No romantic comedy pushes the genre’s tried-and-true, odd-couple formula quite as far as Warm Bodies. The film, based on Isaac Marion’s 2010 novel, doesn’t just try to pair, say, an independent bookstore owner with a corporate executive. Instead, Warm Bodies pushes its genre’s ill-fitting couple trope to the limit by creating a love story between an ordinary human girl and a male zombie.

Warm Bodies is a silly, silly movie, and it knows it.

Written and directed by Jonathan Levine, Warm Bodies follows R (Nicholas Hoult), a zombie who can’t remember much about his pre-undead life and who spends most of his days hungering for human flesh. However, when he crosses paths with a human survivor of the zombie apocalypse named Julie (Teresa Palmer), R’s heart begins to beat again. Their connection not only begins to bring R back to life, but the impact spreads to his fellow zombies.

Unfortunately, that puts R’s zombie friends in danger from the Boneys, zombies who have completely abandoned their humanity and will eat anything with a heartbeat. In their attempts to save R and his fellow zombies, R and Julie find themselves in the middle of a conflict between the world’s not-quite-undead hordes and Julie’s human father, Colonel Grigio (John Malkovich). It’s Romeo & Juliet with zombies and a heap of nods to rom-com classics.

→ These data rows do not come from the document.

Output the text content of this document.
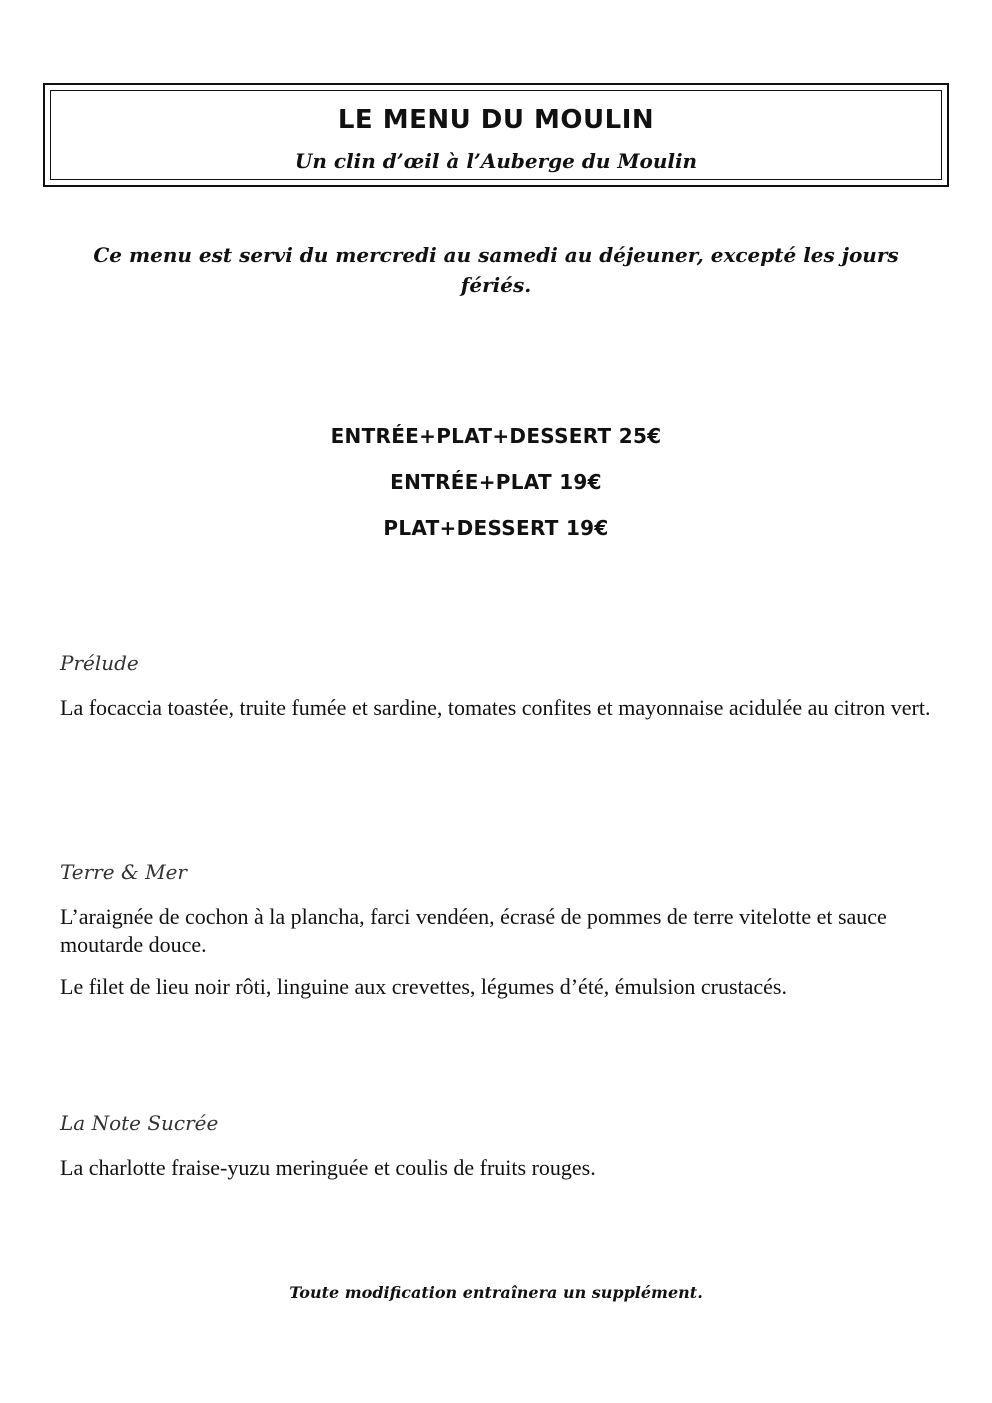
LE MENU DU MOULIN
Un clin d’œil à l’Auberge du Moulin
Ce menu est servi du mercredi au samedi au déjeuner, excepté les jours fériés.
ENTRÉE+PLAT+DESSERT 25€
ENTRÉE+PLAT 19€
PLAT+DESSERT 19€
Prélude
La focaccia toastée, truite fumée et sardine, tomates confites et mayonnaise acidulée au citron vert.
Terre & Mer
L’araignée de cochon à la plancha, farci vendéen, écrasé de pommes de terre vitelotte et sauce moutarde douce.
Le filet de lieu noir rôti, linguine aux crevettes, légumes d’été, émulsion crustacés.
La Note Sucrée
La charlotte fraise-yuzu meringuée et coulis de fruits rouges.
Toute modification entraînera un supplément.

While the film’s attempt to place its fairly straightforward rom-com plot in a post-apocalyptic, zombie-filled world might seem laughable on paper, Warm Bodies mostly manages to pull off its unique genre combination. Levine has executed similar tonal gambits throughout his career, especially in films like 50/50 and Long Shot. When it comes to Warm Bodies, though, the film’s successes are largely due to the talent and chemistry of its underrated leads.

Nicholas Hoult as R and Teresa Palmer as Julie in Warm Bodies.

Summit Entertainment

In recent years, projects like The Favourite, The Great, and Mad Max: Fury Road have given Nicholas Hoult the chance to prove himself as a versatile actor. In Warm Bodies, that same versatility and willingness to toy with typical genre conventions are on display. Palmer also brings a self-aware, tongue-in-cheek edge to her performance that manages to heighten the film’s acknowledgment of how strange it is without ever threatening to invalidate the sincerity of R and Julie’s odd romance.

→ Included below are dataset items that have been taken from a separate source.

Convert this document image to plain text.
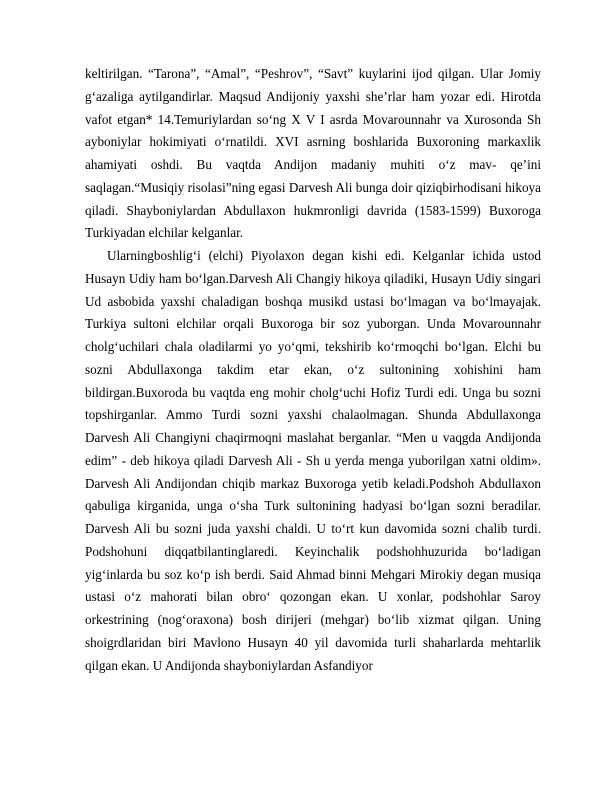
keltirilgan. “Tarona”, “Amal”, “Peshrov”, “Savt” kuylarini ijod qilgan. Ular Jomiy g‘azaliga aytilgandirlar. Maqsud Andijoniy yaxshi she’rlar ham yozar edi. Hirotda vafot etgan* 14.Temuriylardan so‘ng X V I asrda Movarounnahr va Xurosonda Sh ayboniylar hokimiyati o‘rnatildi. XVI asrning boshlarida Buxoroning markaxlik ahamiyati oshdi. Bu vaqtda Andijon madaniy muhiti o‘z mav- qe’ini saqlagan.“Musiqiy risolasi”ning egasi Darvesh Ali bunga doir qiziqbirhodisani hikoya qiladi. Shayboniylardan Abdullaxon hukmronligi davrida (1583-1599) Buxoroga Turkiyadan elchilar kelganlar.

Ularningboshlig‘i (elchi) Piyolaxon degan kishi edi. Kelganlar ichida ustod Husayn Udiy ham bo‘lgan.Darvesh Ali Changiy hikoya qiladiki, Husayn Udiy singari Ud asbobida yaxshi chaladigan boshqa musikd ustasi bo‘lmagan va bo‘lmayajak. Turkiya sultoni elchilar orqali Buxoroga bir soz yuborgan. Unda Movarounnahr cholg‘uchilari chala oladilarmi yo yo‘qmi, tekshirib ko‘rmoqchi bo‘lgan. Elchi bu sozni Abdullaxonga takdim etar ekan, o‘z sultonining xohishini ham bildirgan.Buxoroda bu vaqtda eng mohir cholg‘uchi Hofiz Turdi edi. Unga bu sozni topshirganlar. Ammo Turdi sozni yaxshi chalaolmagan. Shunda Abdullaxonga Darvesh Ali Changiyni chaqirmoqni maslahat berganlar. “Men u vaqgda Andijonda edim” - deb hikoya qiladi Darvesh Ali - Sh u yerda menga yuborilgan xatni oldim». Darvesh Ali Andijondan chiqib markaz Buxoroga yetib keladi.Podshoh Abdullaxon qabuliga kirganida, unga o‘sha Turk sultonining hadyasi bo‘lgan sozni beradilar. Darvesh Ali bu sozni juda yaxshi chaldi. U to‘rt kun davomida sozni chalib turdi. Podshohuni diqqatbilantinglaredi. Keyinchalik podshohhuzurida bo‘ladigan yig‘inlarda bu soz ko‘p ish berdi. Said Ahmad binni Mehgari Mirokiy degan musiqa ustasi o‘z mahorati bilan obro‘ qozongan ekan. U xonlar, podshohlar Saroy orkestrining (nog‘oraxona) bosh dirijeri (mehgar) bo‘lib xizmat qilgan. Uning shoigrdlaridan biri Mavlono Husayn 40 yil davomida turli shaharlarda mehtarlik qilgan ekan. U Andijonda shayboniylardan Asfandiyor
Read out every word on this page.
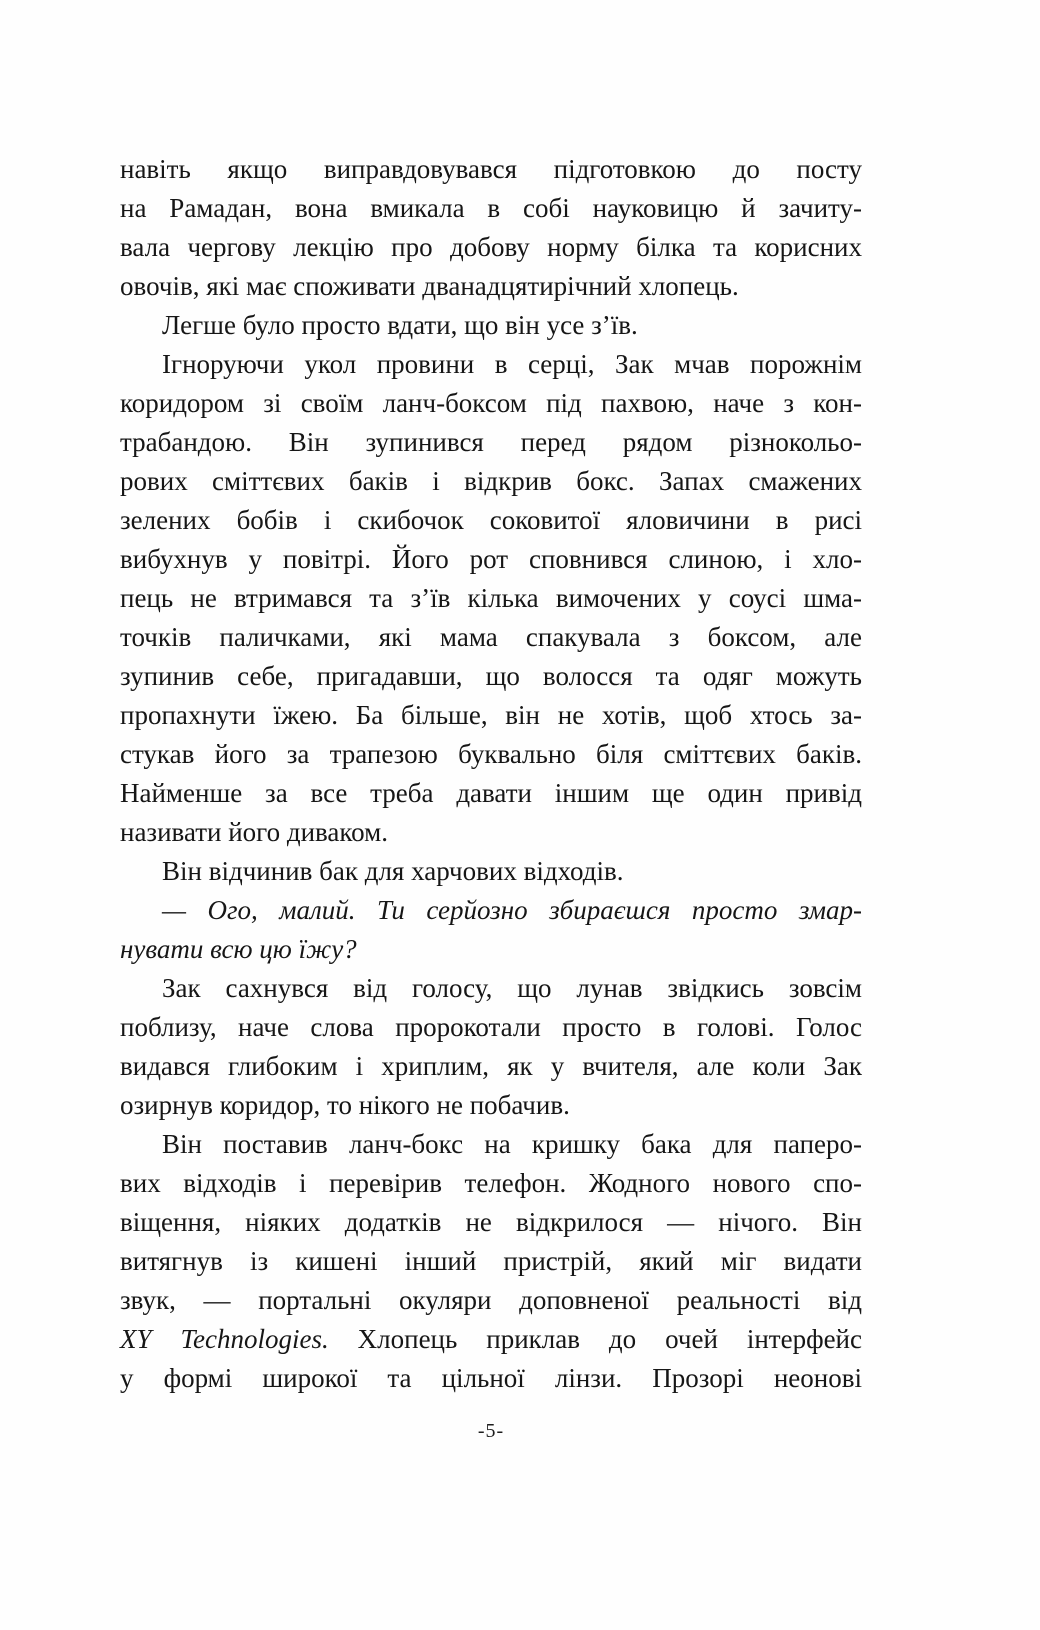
навіть якщо виправдовувався підготовкою до посту
на Рамадан, вона вмикала в собі науковицю й зачиту-
вала чергову лекцію про добову норму білка та корисних
овочів, які має споживати дванадцятирічний хлопець.
Легше було просто вдати, що він усе з’їв.
Ігноруючи укол провини в серці, Зак мчав порожнім
коридором зі своїм ланч-боксом під пахвою, наче з кон-
трабандою. Він зупинився перед рядом різнокольо-
рових сміттєвих баків і відкрив бокс. Запах смажених
зелених бобів і скибочок соковитої яловичини в рисі
вибухнув у повітрі. Його рот сповнився слиною, і хло-
пець не втримався та з’їв кілька вимочених у соусі шма-
точків паличками, які мама спакувала з боксом, але
зупинив себе, пригадавши, що волосся та одяг можуть
пропахнути їжею. Ба більше, він не хотів, щоб хтось за-
стукав його за трапезою буквально біля сміттєвих баків.
Найменше за все треба давати іншим ще один привід
називати його диваком.
Він відчинив бак для харчових відходів.
— Ого, малий. Ти серйозно збираєшся просто змар-
нувати всю цю їжу?
Зак сахнувся від голосу, що лунав звідкись зовсім
поблизу, наче слова пророкотали просто в голові. Голос
видався глибоким і хриплим, як у вчителя, але коли Зак
озирнув коридор, то нікого не побачив.
Він поставив ланч-бокс на кришку бака для паперо-
вих відходів і перевірив телефон. Жодного нового спо-
віщення, ніяких додатків не відкрилося — нічого. Він
витягнув із кишені інший пристрій, який міг видати
звук, — портальні окуляри доповненої реальності від
XY Technologies. Хлопець приклав до очей інтерфейс
у формі широкої та цільної лінзи. Прозорі неонові
-5-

Together, she and Hoult prove to be the perfect leads. They’re two actors who have not only been frequently misused by Hollywood, but have always shown a desire to star in projects that defy viewers’ expectations. The fact that they have legitimately strong chemistry is the cherry on top of the bloody, almost sickly sweet cake that is Warm Bodies.

Warm Bodies is streaming now on Amazon Prime.